The diagrams below look at location and angle for a touch screen at a kitchen surface height, which is typical for labs, carts, and many use situations. Users are shown in an international (not just US) size range, from a 5th percentile female to a 95th percentile male. (All dimensions in inches.)

User Parameters for a Fixed Touch Screen

The two images below show a median angle to position a fixed display.   This display angle places the 5th percentile female to a 95th percentile male within an acceptable envelope of viewing angle (+/- 30°).


Ergonomic tradeoffs:

  • A position optimized for taller users (an angle of 56º; closer to horizontal) is more awkward for the 5th percentile to view and button-press. Step stools might be needed.
  • A position optimized for shorter users (an angle of 26º; closer to vertical) is more awkward for the 95th percentile. They might need to stoop.

Consider your customer base and select the best tradeoffs accordingly.

User Parameters for an Adjustable Touch Screen

The two images below depict the ideal angle required to position the display normal to the viewing, while the composite image shows the amount of tilt (30°) required to accommodate both users.



Weighing the Trade-Offs: Fixed or Adjustable?

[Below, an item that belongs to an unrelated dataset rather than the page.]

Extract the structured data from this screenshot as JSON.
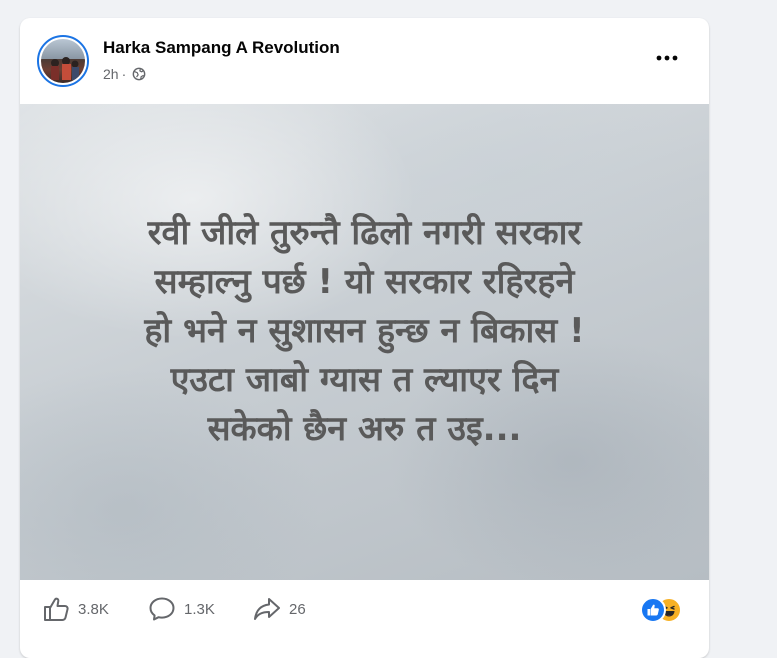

Consider a fixed display if…

  • The display interaction is occasional and does not require fine control of many settings, or analysis of very finely detailed visual information.
  • You have the room on the product to locate the display at the optimal height.
  • Cost reduction is a higher priority than gaining optimal interaction for all users
  • The industrial and mechanical design of the enclosure can be made to accommodate a fixed screen (issues such as appearance, tolerancing the bezel for fit and finish; serviceability; the ruggedness of the location of the fixed display, etc.)
  • The gender of users skews significantly to one or the other. In this case you might optimize the angle for your likely user population, rather than compromising for the blanket 5th to 95th percentile of both genders. (The obvious example: optimize display angle for shorter users if more of them will be women.)
  • Tests with physical mock-ups show that body posture of 5th to 95th percentile users is acceptable with a fixed screen.


Consider an adjustable display if…

  • Touch and visual interaction with the display is frequent and requires fine control of many settings, and analysis of finely detailed visual information.
  • Locating it at a fixed angle and optimal height is not practical on the surfaces of the product.
  • It is preferred to provide optimal interaction for all users. Adding adjustability will require that the product either tolerate a higher price point, or the manufacturer a lower margin.
  • The industrial and mechanical design of the enclosure works better with an adjustable screen (adjustability may help with issues such as appearance tolerancing, serviceability, ruggedness, etc.)
  • The gender of users is likely to be balanced, and in the markets for which anthropometric data is presented here: US, Northern EU, and BRIC countries.
  • Tests with physical mock ups show desirable body posture for 5th to 95th percentile users with an adjustable screen.



The values used to arrive at both fixed and adjustable potential solutions are not absolute science. Numbers are based on the working assumptions about each of the variables. They must be compared against real world tests and new developments in screen view angles, depths, etc. Technology keeps improving on the standards that become inputs to this decision, but the fundamental principles laid out here remain the same.

Before finalizing any design choices, make and test physical mock-ups. Don’t forget to explore real-word conditions like glare, hand and arm posture, tasks your users will perform, and duration of use.

Choices around touch screen display position will drive good or bad ergonomics into a user’s experience of your product. Stay on the side of the angels by evaluating early and testing potential solutions as you move forward towards developing a refined touch screen product.